Death. That is the only solution.
The sad part about the series is that many people die from doing right by Pablo but similarly, everyone who does him wrong dies too. The one that got me, involved a young man who was asked to record a conversation between President Cesar Gaviria and the Vice Minister of Culture on a plane. However, Pablo had thought this through: the tape recorder was actually a bomb. Lucky for the President, he was warned against boarding the flight and did not die in the tragic accident. The first season is full of tricks like this and it’s safe to say that although Pablo is a powerful man, it seems he has met his match.
With one phone call he can have someone killed, he can up his game and he can get revenge on those who try to take away his fame. Pablo is a rich man, he pays anyone and everyone to do everything – as long as he is safe, there will be no surrender. He doesn’t look like a typical villain though, most of the time Pablo walks around with his moustache and plays family or speaks in code over the phone. But Wagner Moura does a wonderful job of portraying a calm and collected drug lord. That doesn’t seem very harmful, does it? Sympathy is felt for his family, though, because Pablo’s wife and mother know what’s going on, but they can’t do anything about it.

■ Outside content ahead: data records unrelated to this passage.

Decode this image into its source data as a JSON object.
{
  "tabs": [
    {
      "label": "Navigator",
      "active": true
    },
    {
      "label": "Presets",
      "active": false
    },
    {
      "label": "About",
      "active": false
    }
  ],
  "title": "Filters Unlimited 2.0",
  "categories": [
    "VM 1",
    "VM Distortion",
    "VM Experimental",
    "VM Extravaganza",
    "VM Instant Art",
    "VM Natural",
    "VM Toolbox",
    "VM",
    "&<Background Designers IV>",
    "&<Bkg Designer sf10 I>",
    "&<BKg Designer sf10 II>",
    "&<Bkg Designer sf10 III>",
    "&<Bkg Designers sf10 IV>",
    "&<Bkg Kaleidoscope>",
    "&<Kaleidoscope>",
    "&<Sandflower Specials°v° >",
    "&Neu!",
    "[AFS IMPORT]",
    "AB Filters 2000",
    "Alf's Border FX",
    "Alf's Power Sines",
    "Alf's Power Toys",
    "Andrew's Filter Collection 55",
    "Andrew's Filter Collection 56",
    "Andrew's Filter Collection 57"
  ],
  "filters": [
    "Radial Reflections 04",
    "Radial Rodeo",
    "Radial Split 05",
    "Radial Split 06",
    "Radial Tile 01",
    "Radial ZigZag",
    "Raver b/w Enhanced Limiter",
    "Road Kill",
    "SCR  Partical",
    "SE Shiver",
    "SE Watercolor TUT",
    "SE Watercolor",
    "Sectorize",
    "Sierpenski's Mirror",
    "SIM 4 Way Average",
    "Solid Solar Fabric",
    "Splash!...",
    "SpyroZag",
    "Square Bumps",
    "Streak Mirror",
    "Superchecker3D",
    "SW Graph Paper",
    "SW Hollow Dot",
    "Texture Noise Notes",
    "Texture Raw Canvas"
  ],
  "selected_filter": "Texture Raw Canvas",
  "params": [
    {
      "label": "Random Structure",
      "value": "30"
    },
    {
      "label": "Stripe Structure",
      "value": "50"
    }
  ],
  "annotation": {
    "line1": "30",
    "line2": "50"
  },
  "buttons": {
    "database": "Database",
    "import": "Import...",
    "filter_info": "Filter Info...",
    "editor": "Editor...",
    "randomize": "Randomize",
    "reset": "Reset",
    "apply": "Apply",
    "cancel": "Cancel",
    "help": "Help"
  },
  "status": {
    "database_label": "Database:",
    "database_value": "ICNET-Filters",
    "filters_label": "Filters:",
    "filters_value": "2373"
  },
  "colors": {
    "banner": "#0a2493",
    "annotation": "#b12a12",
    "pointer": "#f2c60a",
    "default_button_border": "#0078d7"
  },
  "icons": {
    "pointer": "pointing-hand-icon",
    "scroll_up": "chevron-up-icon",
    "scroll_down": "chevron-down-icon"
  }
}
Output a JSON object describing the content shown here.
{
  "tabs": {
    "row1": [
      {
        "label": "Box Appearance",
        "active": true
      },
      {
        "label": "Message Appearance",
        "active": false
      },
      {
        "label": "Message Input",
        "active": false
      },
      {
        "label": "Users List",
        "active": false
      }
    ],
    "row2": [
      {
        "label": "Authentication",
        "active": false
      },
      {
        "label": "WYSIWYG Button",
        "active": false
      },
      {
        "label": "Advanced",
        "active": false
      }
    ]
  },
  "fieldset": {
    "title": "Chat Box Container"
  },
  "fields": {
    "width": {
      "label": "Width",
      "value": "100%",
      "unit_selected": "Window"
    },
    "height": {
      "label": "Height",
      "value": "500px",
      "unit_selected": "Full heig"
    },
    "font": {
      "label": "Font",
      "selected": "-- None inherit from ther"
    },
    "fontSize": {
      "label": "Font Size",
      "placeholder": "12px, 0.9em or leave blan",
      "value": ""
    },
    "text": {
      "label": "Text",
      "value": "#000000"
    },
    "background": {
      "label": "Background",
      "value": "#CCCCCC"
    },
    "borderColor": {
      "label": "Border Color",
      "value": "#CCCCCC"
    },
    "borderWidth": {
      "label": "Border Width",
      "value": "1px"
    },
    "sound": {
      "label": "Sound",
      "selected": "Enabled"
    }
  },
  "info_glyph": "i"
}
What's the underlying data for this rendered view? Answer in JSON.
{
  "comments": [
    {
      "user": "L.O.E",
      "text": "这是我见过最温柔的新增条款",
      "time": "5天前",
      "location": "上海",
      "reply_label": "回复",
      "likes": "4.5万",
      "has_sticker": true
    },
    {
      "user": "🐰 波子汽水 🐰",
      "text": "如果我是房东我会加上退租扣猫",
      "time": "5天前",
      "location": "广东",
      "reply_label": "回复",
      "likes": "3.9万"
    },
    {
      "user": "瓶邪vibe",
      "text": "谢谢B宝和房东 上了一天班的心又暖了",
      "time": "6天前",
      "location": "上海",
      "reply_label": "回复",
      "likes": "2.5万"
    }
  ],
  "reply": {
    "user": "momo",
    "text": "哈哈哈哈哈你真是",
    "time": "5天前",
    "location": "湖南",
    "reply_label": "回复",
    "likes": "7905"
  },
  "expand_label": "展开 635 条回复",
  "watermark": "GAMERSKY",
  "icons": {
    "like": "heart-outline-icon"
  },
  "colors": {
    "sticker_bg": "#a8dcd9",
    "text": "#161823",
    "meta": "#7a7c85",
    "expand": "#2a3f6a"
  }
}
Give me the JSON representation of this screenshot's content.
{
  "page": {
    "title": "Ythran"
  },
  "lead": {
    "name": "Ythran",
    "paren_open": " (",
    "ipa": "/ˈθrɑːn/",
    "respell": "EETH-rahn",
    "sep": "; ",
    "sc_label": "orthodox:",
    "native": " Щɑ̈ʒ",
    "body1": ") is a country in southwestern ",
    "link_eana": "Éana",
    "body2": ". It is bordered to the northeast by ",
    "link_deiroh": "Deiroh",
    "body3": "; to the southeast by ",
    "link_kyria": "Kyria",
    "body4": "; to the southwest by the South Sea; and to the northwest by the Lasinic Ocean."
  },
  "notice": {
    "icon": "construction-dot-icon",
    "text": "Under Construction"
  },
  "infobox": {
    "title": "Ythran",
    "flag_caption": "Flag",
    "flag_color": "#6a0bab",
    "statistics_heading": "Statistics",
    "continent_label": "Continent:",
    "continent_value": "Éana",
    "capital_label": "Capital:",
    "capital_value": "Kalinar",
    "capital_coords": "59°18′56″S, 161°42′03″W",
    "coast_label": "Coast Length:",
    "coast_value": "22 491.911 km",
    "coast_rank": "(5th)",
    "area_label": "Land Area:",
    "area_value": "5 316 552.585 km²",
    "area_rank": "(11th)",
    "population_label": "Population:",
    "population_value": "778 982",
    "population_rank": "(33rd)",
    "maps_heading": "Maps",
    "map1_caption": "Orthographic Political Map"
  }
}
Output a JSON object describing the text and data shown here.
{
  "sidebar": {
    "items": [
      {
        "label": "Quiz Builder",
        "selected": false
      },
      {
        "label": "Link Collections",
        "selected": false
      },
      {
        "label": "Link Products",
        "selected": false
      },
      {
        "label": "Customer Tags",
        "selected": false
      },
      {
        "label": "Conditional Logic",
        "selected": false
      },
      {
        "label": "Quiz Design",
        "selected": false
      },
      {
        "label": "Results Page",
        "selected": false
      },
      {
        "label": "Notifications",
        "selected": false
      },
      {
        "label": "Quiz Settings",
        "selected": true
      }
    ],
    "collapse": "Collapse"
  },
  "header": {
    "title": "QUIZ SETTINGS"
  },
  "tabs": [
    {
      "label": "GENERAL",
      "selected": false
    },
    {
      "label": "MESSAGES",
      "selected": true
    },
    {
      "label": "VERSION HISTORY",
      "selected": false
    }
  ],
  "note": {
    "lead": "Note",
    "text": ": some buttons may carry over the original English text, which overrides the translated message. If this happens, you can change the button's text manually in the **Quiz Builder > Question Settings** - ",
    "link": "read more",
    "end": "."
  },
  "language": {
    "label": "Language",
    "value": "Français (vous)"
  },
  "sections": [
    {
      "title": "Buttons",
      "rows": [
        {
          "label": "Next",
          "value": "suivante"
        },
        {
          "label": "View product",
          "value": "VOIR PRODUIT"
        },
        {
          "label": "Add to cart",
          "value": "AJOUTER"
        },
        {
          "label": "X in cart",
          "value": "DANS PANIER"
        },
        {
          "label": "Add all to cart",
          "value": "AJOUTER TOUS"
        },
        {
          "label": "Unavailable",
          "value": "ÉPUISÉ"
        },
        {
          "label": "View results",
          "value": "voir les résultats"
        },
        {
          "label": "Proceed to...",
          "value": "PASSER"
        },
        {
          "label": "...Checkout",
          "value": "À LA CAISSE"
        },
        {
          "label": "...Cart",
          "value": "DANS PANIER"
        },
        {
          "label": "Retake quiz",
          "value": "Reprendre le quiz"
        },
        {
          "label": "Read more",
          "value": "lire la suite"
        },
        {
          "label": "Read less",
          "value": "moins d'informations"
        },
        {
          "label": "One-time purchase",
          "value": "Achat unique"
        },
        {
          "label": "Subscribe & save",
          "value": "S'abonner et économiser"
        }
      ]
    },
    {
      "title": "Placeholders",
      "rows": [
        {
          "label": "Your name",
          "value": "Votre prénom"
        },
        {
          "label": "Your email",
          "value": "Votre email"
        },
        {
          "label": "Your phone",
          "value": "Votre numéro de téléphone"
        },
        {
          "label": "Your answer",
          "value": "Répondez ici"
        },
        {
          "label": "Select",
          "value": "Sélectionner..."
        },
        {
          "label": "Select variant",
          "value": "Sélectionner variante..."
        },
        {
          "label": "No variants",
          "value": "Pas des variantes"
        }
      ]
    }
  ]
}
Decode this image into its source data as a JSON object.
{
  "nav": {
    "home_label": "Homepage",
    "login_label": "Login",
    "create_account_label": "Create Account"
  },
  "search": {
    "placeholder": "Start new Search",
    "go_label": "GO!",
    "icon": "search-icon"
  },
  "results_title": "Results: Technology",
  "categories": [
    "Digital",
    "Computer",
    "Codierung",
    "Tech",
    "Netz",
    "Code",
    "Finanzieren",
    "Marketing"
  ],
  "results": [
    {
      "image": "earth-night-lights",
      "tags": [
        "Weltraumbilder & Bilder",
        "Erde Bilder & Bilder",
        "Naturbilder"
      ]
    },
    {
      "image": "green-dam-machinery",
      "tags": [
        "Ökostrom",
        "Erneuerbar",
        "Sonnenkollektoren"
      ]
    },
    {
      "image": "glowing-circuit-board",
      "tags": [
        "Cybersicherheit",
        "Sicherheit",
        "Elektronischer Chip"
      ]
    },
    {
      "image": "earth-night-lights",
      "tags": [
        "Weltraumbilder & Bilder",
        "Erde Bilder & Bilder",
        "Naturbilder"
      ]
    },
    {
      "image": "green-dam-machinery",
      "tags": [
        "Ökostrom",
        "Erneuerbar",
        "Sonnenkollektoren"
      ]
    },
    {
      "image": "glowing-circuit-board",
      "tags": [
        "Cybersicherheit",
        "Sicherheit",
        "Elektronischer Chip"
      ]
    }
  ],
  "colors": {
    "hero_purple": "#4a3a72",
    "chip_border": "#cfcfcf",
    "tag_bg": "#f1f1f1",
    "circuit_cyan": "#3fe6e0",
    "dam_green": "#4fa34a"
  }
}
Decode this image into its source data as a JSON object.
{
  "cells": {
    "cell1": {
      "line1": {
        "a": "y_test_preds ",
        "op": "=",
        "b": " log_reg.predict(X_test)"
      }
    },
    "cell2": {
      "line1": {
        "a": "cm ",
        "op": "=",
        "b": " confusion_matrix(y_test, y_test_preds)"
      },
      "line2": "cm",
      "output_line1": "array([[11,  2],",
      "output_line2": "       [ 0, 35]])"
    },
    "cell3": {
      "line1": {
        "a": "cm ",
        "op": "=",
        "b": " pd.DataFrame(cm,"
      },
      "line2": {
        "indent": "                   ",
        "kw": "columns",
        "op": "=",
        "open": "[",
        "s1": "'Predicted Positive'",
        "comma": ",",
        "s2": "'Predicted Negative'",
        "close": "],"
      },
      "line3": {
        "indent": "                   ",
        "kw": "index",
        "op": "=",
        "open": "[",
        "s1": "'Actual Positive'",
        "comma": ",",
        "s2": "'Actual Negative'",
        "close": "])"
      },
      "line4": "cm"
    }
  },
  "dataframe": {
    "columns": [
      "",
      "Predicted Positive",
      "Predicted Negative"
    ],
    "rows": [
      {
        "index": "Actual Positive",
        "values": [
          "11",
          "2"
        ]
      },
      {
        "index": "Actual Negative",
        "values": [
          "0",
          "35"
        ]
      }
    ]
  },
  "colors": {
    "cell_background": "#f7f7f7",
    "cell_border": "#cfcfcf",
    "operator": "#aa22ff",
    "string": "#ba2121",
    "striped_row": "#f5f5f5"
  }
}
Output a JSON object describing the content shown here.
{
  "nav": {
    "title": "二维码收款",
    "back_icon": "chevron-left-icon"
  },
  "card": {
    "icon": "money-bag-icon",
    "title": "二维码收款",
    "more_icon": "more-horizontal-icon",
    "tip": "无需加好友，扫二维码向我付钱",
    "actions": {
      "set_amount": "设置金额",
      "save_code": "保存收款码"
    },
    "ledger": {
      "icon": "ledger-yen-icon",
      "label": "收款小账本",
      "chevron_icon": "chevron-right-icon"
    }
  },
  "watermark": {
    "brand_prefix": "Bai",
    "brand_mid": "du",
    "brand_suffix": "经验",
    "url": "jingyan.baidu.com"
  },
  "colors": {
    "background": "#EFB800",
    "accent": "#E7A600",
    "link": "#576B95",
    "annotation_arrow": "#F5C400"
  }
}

NARCOS captured the country of Columbia beautifully from the sprawling cities to the dense jungles but also captured the time period well with the 60’s aesthetic strong throughout. The costumes are what particularly sold the time period for me with the questionable sun glass and thick leather jackets.
This crime drama is definitely one you have to concentrate on, especially if you don’t speak Spanish as it shares Lilyhammer’s approach in telling its story with multiple languages. There must be high hopes for a second series, seeing as in the end Pablo gets away again. Not forgetting the fact that the series was renewed anyway.
Although the season had many good highlights, I personally think that each new turn got repetitive. Pablo would make a move, get caught and then have to run away again. Let’s hope the second season brings a new story to the mix.
Should you watch Narcos?
YES – Narcos’s first season has some dry spells but overall develops a solid foundation for future series with strong characters and an exceptional story to go on.